Where are all the opinionated women?

Barbara Kay, National Post · Mar. 30, 2011 | Last Updated: Mar. 30, 2011 4:03 AM ET

How are women faring in journalism? Not as well as in nursing -about 100% female -but pretty darn well compared with coal mining and nuclearreactor tending, where, sad to say, female representation is nil and women candidates continue to pound on that stone curtain, demanding entry in vain.

In a survey released last week, the International Women's Media Foundation in Washington found that women constitute 41% of senior anchors, writers, editors and producers, but that world-wide, two-thirds of top governance and reporting jobs were held by men.

In Canada, women in journalism are at parity or exceed male representation in middle management, sales, production, design and administration. But as in the U.S., they are under-represented in top management -and opinion writing. In 2008, out of 654 opinion columns (often described in the industry as "oped" articles) in top American newspapers, 575 were written by men, 79 by women (80 by minorities).

Feminists can't handle the truth: Women aren't particularly fond of opinion writing. A few years ago, Maureen Dowd, the New York Times's only regular female opinion columnist, ended a column on the subject rather hilariously: "I have no doubt there are plenty of brilliant women who would bring grace and guts to our nation's op ed pages ... We just need to find and nurture them." Hilariously, not to mention patronizingly, because she certainly wasn't sought out or nurtured, and it's the last thing any opinion writer worth her salt needs. If those "brilliant women" aren't sucking up multiple rejections and continuing to pester editors, they're in the wrong business.

Catherine Orenstein would disagree. A prolific and successful writer, Orenstein has made a second career out of nurturing prospective women opinion writers through The OpEd Project she founded. Hundreds of women take her seminars, which can cost up to $5,000 for a group.

But this project begs the question: Why do women need remedial workshops to write a 750-word opinion piece, but not men?

After all: Women and men both go to university; they both learn how to write decent essays; an op-ed isn't rocket science; it's just a mini-essay with a news hook. Anyone with basic writing skills and a point to make can do it. Orenstein's students are only taking her course because they are shy about writing in a field for which chutzpah is a sine qua non, and hoping she will magically infuse them with it.

So coddling these women for profit is counter-productive and even disingenuous. An expensive seminar may give them a simple technical template (here it is for free: news hook, thesis, evidence, pre-emptive smackdown of opposition's primary argument, conclusion), but it won't give them the conviction or the disciplined aggression they'll need to hold readers' attention and respect.
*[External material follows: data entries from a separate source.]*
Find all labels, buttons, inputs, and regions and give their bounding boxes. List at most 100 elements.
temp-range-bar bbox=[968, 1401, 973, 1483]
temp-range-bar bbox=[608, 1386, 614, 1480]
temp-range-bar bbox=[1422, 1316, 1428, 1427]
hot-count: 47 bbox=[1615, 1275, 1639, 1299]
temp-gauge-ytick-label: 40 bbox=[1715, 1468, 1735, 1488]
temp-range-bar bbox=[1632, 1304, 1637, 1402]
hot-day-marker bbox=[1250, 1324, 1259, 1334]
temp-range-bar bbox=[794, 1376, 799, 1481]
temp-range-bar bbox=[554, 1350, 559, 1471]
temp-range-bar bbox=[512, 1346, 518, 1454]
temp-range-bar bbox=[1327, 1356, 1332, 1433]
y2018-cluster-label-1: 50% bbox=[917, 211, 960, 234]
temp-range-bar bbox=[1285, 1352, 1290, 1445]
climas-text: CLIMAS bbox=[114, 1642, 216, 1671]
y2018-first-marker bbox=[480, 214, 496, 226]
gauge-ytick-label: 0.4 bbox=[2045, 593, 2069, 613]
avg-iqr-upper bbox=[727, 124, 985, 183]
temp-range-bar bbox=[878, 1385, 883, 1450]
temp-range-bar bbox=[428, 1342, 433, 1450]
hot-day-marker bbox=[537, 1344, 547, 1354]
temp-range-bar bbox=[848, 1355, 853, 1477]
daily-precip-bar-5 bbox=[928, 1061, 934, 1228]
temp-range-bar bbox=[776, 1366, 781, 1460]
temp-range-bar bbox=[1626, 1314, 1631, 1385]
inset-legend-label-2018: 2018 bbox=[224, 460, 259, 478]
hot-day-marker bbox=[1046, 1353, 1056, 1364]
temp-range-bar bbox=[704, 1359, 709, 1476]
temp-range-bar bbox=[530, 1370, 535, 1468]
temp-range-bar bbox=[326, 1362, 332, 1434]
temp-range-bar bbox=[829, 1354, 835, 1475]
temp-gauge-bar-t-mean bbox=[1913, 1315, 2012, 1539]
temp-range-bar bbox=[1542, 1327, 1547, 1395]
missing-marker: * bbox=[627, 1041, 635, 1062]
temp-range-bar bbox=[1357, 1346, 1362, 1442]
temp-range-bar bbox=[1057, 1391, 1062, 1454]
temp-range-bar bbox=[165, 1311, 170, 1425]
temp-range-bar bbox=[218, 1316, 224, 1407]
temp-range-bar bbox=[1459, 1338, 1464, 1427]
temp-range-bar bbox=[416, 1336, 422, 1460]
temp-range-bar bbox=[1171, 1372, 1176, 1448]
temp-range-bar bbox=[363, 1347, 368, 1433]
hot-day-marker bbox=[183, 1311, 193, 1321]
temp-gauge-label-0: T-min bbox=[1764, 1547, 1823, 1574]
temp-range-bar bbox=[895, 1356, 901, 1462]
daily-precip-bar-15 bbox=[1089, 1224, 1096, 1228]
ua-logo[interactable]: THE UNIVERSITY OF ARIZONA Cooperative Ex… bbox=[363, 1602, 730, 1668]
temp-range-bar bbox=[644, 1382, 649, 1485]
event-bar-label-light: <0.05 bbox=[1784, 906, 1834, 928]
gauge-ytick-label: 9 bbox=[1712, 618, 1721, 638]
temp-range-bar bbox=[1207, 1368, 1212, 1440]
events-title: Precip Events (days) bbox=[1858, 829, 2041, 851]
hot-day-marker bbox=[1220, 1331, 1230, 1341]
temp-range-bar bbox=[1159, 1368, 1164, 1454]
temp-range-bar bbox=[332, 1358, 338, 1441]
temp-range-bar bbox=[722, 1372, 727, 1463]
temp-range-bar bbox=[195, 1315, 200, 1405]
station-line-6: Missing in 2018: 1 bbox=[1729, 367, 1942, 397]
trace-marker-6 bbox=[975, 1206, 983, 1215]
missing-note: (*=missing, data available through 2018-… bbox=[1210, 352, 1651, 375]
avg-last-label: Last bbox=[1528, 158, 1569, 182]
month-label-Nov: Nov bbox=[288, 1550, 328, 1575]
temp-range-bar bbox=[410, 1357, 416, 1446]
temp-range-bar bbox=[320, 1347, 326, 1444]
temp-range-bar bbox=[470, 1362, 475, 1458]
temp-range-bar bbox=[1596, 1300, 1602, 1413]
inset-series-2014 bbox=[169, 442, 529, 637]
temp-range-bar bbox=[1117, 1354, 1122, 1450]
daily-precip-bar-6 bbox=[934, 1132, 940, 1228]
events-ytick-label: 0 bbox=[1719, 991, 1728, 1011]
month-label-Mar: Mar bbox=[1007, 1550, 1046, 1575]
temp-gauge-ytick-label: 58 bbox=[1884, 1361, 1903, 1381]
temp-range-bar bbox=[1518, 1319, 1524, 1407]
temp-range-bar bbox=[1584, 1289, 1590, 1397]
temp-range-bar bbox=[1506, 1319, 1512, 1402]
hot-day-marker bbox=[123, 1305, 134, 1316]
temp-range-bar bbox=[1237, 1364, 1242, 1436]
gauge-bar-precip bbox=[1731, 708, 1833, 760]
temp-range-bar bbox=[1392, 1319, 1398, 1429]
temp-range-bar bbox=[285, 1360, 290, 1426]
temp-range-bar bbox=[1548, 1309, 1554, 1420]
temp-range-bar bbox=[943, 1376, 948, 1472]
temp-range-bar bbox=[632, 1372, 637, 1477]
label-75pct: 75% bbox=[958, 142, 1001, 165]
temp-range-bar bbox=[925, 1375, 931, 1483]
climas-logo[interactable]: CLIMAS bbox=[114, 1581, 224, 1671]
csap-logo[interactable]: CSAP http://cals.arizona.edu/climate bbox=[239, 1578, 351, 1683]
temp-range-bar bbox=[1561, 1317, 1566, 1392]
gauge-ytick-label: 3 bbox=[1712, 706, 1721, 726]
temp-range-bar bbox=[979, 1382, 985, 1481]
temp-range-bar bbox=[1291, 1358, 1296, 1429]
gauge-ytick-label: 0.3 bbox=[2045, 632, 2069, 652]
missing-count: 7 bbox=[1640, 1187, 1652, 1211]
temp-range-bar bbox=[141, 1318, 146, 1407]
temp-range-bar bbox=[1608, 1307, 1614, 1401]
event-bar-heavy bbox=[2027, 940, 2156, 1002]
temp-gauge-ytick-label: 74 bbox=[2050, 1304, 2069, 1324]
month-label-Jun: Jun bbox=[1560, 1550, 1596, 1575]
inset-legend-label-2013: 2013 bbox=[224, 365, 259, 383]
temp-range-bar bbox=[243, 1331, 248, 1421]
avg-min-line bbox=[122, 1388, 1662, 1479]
Fewer than 25% of submissions to comment editors come from women. But it isn't just newspaper comment sections they avoid. It's all thesis-driven writing, including literary reviews. The New Yorker, the Atlantic, Harper's Magazine: Their ratio of male to female writers ranges from 2.6: 1 to 3.6: 1. In the 2010 New York Review of Books, there were 462 pieces by men, and 79 by women. These are all liberal cultural organs. It is inconceivable that they would privilege male over females writers on principle. For this is the one area in which anything but a merit standard would constitute aesthetic and intellectual suicide. For definitive proof that women control their own writing agenda, consider: only 1015% of Wikipedia editors, all volunteers, are women. There's clearly no conspiracy afoot here. It's self-selection -at least it is here in the West. And hardly surprising, when you consider that for the past 40 years the feminist movement has made such a fetish of "narrative" and "feeling" and the value of personal experience over evidence-based knowledge that many women opinion writers think their duty lies in promoting women's interests rather than amassing credible data to prove a thesis.

Under-representation of women in certain media fields is a "dog bites man" story. What do all male-dominated fields, including opinion writing, have in common? Risk-taking (see under coal-mining and nuclear reactor tending). What do all female-dominated jobs have in common? Nurturing and/or security.

Women are under-represented in top governance in all high-pressure, time and energy-gobbling professions, because women privilege family time over maximal career ambitions.

And women are under-represented in opinion writing, both polemical and literary, because it is mostly freelance, the nature of the business inspires insecurity and they don't enjoy competitive data-mining, or duking it out in public with testosterone-amped opponents (not to mention ruthless readers).

And, of course, because in general, unlike men, they take criticism and rejection personally. I hope I didn't make any of the ladies cry.